Seeing is believing, but to actually justify those beliefs, one needs to interact with one’s surroundings. Humans heavily rely on solving tasks using abstract reasoning and creativity even when the available information is relatively sparse. This human capability of conceptualising abstract real-world experiences and converting them into logic is the foundation for understanding and reasoning.
Concept Of A Concept
Energy models learn concepts in a 2D environment and train themselves to be able to perform similar tasks in a 3D environment — for example, navigating a robotic arm. Concepts are abstractions that we derive from everyday interactions with the world. They form the reusable source of knowledge that is essential to humans for making sense of the world.
The concepts in this context can be visual, positional and temporal, among others. These concepts form building blocks for the model’s understanding and reasoning to perform a task.
Conceptual representations arise from the integration of perception and action. Definitions like these have been elaborated in the paper on sensorimotor contingencies, released by Vicarious AI earlier this year.
Similarly, DeepMind’s SCAN model tries to emulate a newly born baby’s visual system. SCAN employs a hierarchical learning model of learning from visual primitives to learning the meaning of a new concept by building an abstraction over the learnings from the previous stage. The concept of a square can be specified as equidistant edges and other spatial positioning parameters whereas the colour of the square can be termed irrelevant by the model. In this way, the model learns a concept by picking up entities of relevance.
Energy Model As An Energy Function
Energy-based Models (EBMs) were first introduced in 2006 by Yann LeCun and his team. The study suggests associating each variable with energy value for further evaluation. In this paper, released by OpenAI, researcher Igor Mordatch shows that the energy models, can both generate or identify the concepts. The picture below shows how it generates and identifies properties of a square.
For instance, a robotic arm runs on these energy models can learn how to deal with available actions say, changing the torque or moving to a new spatial position.
The idea behind energy models is derived from root concepts of physics where the observed events are considered as low-energy configurations.
Mathematically, energy functions are defined using three variables; observed state(x), attention mask(a) and a weighted vector(w) for determining concept corresponding to its energy.

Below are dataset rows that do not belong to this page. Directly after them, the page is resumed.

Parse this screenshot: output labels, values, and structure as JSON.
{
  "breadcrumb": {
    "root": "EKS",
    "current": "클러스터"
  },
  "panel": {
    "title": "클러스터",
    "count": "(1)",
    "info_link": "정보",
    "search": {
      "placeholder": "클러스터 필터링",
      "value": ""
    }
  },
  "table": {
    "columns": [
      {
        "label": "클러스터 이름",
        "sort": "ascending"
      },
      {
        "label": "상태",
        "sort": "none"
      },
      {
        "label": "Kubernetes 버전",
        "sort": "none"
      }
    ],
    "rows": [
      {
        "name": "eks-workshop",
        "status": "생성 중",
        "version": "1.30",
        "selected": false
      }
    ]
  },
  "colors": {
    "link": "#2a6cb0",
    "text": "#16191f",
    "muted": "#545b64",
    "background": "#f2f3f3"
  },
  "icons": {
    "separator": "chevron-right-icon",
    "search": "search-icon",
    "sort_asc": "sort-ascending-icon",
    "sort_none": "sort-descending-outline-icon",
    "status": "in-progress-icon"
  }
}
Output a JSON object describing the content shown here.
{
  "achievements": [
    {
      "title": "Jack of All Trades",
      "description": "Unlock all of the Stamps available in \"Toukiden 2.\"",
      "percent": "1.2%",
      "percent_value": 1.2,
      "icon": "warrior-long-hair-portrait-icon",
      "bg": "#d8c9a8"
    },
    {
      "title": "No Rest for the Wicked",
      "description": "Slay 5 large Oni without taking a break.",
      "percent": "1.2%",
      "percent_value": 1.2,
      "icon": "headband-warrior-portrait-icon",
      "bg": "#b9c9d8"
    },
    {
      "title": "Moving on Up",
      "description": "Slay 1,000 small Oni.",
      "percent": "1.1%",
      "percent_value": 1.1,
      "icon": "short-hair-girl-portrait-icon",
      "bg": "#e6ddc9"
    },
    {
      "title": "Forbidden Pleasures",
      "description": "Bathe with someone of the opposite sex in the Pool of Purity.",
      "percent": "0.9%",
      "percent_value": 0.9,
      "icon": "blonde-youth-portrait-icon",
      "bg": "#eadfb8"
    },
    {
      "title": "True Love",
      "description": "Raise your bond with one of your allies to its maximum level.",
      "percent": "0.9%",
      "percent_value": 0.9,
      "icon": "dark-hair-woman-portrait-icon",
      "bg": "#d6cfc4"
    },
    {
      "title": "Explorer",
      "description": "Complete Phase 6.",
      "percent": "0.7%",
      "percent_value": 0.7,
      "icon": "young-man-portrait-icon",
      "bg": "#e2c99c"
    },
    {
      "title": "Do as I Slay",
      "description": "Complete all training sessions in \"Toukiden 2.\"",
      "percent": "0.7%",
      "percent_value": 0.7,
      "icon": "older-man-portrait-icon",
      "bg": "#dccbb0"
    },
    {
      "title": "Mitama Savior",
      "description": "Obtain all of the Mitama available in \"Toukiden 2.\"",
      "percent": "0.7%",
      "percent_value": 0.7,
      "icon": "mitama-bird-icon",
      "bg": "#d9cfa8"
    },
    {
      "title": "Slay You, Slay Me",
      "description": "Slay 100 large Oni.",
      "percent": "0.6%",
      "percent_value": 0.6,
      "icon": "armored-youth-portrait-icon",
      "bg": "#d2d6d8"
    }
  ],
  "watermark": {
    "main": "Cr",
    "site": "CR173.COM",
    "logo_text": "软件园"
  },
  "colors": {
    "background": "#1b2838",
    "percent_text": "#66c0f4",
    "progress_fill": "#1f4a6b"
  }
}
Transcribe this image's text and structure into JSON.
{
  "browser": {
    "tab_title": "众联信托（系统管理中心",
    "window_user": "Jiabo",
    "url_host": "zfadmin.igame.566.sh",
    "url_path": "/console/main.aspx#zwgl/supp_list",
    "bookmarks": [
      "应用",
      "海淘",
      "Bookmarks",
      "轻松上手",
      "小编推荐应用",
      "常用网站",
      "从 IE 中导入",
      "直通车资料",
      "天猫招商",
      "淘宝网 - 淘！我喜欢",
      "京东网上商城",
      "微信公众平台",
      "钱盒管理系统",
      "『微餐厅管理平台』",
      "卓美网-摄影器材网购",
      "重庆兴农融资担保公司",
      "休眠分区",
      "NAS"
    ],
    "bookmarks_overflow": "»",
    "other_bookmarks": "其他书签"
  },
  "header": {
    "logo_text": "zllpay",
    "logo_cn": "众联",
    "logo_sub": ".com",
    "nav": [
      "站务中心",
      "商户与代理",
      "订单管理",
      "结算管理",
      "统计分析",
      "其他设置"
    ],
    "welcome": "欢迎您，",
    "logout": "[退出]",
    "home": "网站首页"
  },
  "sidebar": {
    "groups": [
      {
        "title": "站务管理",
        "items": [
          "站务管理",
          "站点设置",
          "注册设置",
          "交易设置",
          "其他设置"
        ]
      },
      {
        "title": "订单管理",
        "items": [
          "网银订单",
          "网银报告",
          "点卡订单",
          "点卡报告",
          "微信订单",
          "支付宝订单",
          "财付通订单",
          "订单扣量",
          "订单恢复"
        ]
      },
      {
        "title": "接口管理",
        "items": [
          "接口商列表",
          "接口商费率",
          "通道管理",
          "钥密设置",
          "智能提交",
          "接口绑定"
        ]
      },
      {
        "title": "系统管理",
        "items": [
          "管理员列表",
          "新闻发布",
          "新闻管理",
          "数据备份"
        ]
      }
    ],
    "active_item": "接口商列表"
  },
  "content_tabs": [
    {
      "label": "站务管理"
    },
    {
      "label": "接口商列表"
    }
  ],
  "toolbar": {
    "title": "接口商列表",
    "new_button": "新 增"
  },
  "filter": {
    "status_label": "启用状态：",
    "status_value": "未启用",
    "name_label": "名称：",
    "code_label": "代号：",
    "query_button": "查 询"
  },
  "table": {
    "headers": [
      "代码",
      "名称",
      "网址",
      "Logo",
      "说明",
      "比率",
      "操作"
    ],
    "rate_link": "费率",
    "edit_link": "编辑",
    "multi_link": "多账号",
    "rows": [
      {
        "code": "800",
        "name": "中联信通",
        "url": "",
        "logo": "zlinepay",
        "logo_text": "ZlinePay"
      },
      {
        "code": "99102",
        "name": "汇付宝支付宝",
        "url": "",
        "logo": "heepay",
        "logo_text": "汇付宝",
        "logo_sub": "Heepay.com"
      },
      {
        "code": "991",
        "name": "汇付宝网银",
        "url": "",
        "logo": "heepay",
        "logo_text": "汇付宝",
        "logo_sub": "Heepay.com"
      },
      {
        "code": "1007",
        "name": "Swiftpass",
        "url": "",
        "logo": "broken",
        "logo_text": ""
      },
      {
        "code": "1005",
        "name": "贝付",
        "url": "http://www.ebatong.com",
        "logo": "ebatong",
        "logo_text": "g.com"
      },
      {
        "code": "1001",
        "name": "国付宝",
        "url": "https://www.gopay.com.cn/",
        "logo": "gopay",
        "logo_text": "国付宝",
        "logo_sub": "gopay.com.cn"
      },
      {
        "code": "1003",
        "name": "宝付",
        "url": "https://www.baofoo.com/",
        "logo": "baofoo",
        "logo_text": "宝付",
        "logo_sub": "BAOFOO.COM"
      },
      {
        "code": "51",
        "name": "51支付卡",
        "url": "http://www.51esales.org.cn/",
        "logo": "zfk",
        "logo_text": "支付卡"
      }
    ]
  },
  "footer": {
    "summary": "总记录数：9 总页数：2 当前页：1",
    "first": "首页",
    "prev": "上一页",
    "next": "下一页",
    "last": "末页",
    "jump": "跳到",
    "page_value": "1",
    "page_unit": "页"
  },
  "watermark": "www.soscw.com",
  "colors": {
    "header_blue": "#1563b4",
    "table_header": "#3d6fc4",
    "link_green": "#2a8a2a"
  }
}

The entities of the world for observed states are defined based on properties such as dots, which have both positional and visual (colour) properties.
While attention masks are used to identify a model’s prioritisation of certain entities. For example, a concept is considered when the energy is low and vice versa. A concept, be it visual, positional or temporal (delayed or advanced), is satisfied when an attention mask focuses on a set of entities(properties) that represent a concept.
This energy model is built upon an energy function which in turn is a neural network where these random entities are inputs. Optimising the parameters of this energy function enables the model to formulate other functions.
This training makes the model good at both generation and identification tasks which further accommodates their cross-application internally for performance enhancement. In a way, mimicking the mirror neurons in animals. Mirror neurons appear to form a cortical system matching observation and execution of goal-related motor actions. These neurons respond both when a particular action is performed by the animal and when the same action, performed by another individual, is observed.
Training The Model
The idea here is to optimise the energy function in such a way so that the predicted attention masks are assigned low energy values. Because low energy values mean that a concept has been identified or satisfied.
These values are learned by the same incentivisation techniques that generative models with frameworks like variational autoencoders employ. VAEs are trained with stochastic gradient descent and are built on top of neural networks and perform unsupervised learning of complicated data distribution. For instance, when an image is fed into a generative model, then it captures the dependencies between pixels (similar colour intensities etc.) and segregating images with random noise by appending them low probability scores.
In our case, energy models segregate concepts based on their energy values corresponding to the attention masks.
The results indicate that transfer learning helps the model perform tasks like concept generation even without being trained to do so.
The cross transfer of learnings while training improved the model’s performance compared to those which followed task-specific training.
Here we see an illustration of how a robotic arm which runs on energy based model quickly(5 demonstrations) learns to observe the 2D state of the world, identify the concepts and navigate between points by manipulating the torque applied and by calculating the spatial positioning.